Thursday’s Wall Street Journal had a piece about Petit h, the project of Hermès in which artisans working at their factory take left-over scraps and pieces and make new items. This is a little dog that my friend Coulda Shoulda Woulda sent me from London earlier in the winter. So cute. Instead of throwing these otherwise valuables away, Hermès is doing the ultimate recycling project.
The standards at Hermès are so stringent that if even one stitch is out of place, one thread is missing or one scratch is showing, the piece will not be sold. The project was started by Pascale Mussard, a member of the family which owns Hermès, who couldn’t stand seeing these scraps get tossed. She started “liberating” them and eventually found an artist who would work with the pieces.
She approached her family about the project after there was some inventory, and they agreed to move forward with the project. Thus, Petit h was born.
Just because the pieces are made with rejects and leftovers, doesn’t mean they’re inexpensive.
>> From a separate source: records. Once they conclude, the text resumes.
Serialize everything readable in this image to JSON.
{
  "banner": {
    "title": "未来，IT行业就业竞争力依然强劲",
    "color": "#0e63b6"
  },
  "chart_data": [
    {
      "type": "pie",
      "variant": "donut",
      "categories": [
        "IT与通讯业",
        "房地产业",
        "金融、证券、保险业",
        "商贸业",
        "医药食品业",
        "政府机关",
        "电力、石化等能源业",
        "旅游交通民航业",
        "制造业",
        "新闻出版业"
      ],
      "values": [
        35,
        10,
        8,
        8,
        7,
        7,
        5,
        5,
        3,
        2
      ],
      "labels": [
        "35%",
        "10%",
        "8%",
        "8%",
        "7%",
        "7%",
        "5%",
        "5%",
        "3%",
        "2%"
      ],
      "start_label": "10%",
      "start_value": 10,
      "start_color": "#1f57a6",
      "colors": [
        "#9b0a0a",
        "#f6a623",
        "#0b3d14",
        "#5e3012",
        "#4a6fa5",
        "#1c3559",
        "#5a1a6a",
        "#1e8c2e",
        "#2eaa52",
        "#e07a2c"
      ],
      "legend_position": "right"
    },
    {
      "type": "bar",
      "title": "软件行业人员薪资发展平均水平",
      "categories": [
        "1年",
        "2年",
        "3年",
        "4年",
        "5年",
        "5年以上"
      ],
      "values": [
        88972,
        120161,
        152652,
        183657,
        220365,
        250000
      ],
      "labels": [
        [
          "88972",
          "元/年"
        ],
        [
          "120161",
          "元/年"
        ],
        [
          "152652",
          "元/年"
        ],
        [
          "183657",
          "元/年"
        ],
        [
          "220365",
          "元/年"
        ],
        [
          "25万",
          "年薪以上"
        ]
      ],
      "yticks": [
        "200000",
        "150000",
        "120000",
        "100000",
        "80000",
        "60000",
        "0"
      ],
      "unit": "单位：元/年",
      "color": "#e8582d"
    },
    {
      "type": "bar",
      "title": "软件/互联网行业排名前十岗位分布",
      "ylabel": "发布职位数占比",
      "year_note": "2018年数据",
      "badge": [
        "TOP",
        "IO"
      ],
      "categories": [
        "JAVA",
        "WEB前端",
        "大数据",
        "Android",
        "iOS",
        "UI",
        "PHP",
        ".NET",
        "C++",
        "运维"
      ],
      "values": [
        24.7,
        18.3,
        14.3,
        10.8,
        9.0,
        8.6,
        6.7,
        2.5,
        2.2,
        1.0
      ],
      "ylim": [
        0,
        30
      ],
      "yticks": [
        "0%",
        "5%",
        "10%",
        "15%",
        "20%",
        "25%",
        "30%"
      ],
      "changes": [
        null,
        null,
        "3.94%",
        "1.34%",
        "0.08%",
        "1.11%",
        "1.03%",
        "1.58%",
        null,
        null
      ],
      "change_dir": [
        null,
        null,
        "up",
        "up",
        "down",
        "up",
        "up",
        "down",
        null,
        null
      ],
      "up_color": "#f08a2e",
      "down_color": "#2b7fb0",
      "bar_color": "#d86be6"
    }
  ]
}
Each piece is a work of art and one-of-a-kind. Each piece must meet the company’s exacting standards. Petit h items are only sold at the Hermès store in Paris's St. Germain, but for two weeks in June there will be a pop-up shop in Southern California, as there was in January in London.
On another note, it’s such fun to browse the Hermès website, especially the Les Ailes de Hermès section of the site. There are always gorgeous photographs,
If you google Petit h and the WSJ, you can read the article, otherwise it’s behind a paywall, and I don’t know if my link will work.